Review by the Irish Post

The Game That Would Be King sets out to do something audacious: rewrite what we think we know about the origins of soccer. Brendan Murphy’s new work, published by Meyer & Meyer Sport earlier this month, is part scholarly odyssey, part time-traveller’s guide, charting the evolution of ball games over five millennia. The journey stretches from ancient Egypt to Mesoamerica, through the Greeks, the Chinese dynasties, and the Roman Empire, before arriving in medieval Britain and, crucially, Ireland, where much of the real action begins. Kicking a ball, it seems, was a ubiquitous pastime.

Murphy traces a family tree of games long forgotten: trapball, stoolball, the wonderfully named “camping” and “knappan”, with hockey, hurling, baseball, bowling, tennis and golf stepping into view along the way. Exotic cousins — baggataway, knattleikur, soule, calcio — are part of the story too, although possibly not in evolutionary terms; just evidence that playing ball seems to have been with us, in most areas of the world, for a long time.

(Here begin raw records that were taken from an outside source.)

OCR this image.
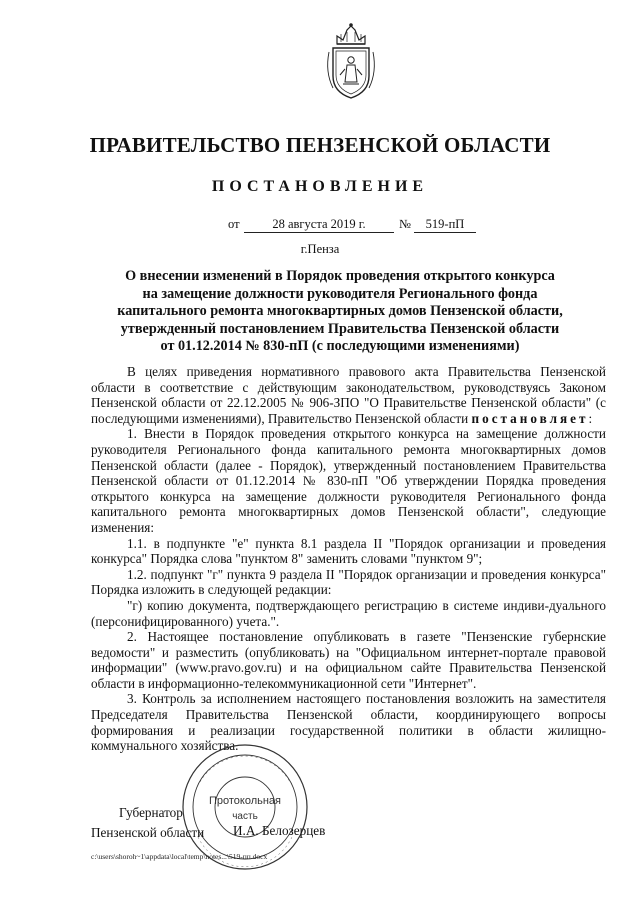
ПРАВИТЕЛЬСТВО ПЕНЗЕНСКОЙ ОБЛАСТИ
ПОСТАНОВЛЕНИЕ
от	28 августа 2019 г.	№	519-пП
г.Пенза
О внесении изменений в Порядок проведения открытого конкурса
на замещение должности руководителя Регионального фонда
капитального ремонта многоквартирных домов Пензенской области,
утвержденный постановлением Правительства Пензенской области
от 01.12.2014 № 830-пП (с последующими изменениями)

В целях приведения нормативного правового акта Правительства Пензенской области в соответствие с действующим законодательством, руководствуясь Законом Пензенской области от 22.12.2005 № 906-ЗПО "О Правительстве Пензенской области" (с последующими изменениями), Правительство Пензенской области постановляет:

1. Внести в Порядок проведения открытого конкурса на замещение должности руководителя Регионального фонда капитального ремонта многоквартирных домов Пензенской области (далее - Порядок), утвержденный постановлением Правительства Пензенской области от 01.12.2014 № 830-пП "Об утверждении Порядка проведения открытого конкурса на замещение должности руководителя Регионального фонда капитального ремонта многоквартирных домов Пензенской области", следующие изменения:

1.1. в подпункте "е" пункта 8.1 раздела II "Порядок организации и проведения конкурса" Порядка слова "пунктом 8" заменить словами "пунктом 9";

1.2. подпункт "г" пункта 9 раздела II "Порядок организации и проведения конкурса" Порядка изложить в следующей редакции:

"г) копию документа, подтверждающего регистрацию в системе индиви-дуального (персонифицированного) учета.".

2. Настоящее постановление опубликовать в газете "Пензенские губернские ведомости" и разместить (опубликовать) на "Официальном интернет-портале правовой информации" (www.pravo.gov.ru) и на официальном сайте Правительства Пензенской области в информационно-телекоммуникационной сети "Интернет".

3. Контроль за исполнением настоящего постановления возложить на заместителя Председателя Правительства Пензенской области, координирующего вопросы формирования и реализации государственной политики в области жилищно-коммунального хозяйства.

Протокольная
часть
Губернатор
Пензенской области И.А. Белозерцев
c:\users\shoroh~1\appdata\local\temp\notes...\519-пп.docx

Soccer remains centre stage, but the wider cast gives the book its colour, strangeness and charm.

For Irish readers there is particular interest. Large portions of the research delve into hurling’s antiquity and its role as arguably Europe’s earliest post-Roman field sport. Murphy mines political and literary sources to show how, over centuries, an Irishman striking a ball could, in the wrong company, be seen as subversion. Newspapers bristle with official suspicion, and the author threads these social and political echoes through the narrative with care.

There are fascinating digressions too, not least Murphy’s reiteration of evidence that elements of Norse mythology may have sprung from Irish oral tradition, supported by the striking statistic that 43 per cent of Iceland’s first settlers came from Ireland and Scotland. This, of course, is not new research, and has been attested to before. “The Irish brought to Iceland their literature and their learning – of which the Scandinavians had nothing,” said Halldór Laxness, Iceland’s Nobel Laureate in Literature. “Without the sagas we would just be another Danish island.”

Packed with oddities, anecdotes and ephemera, The Game That Would Be King is a dense but engaging work — likely the most comprehensive history of early ball games yet assembled, described in the publisher’s words as “a revolutionary text”.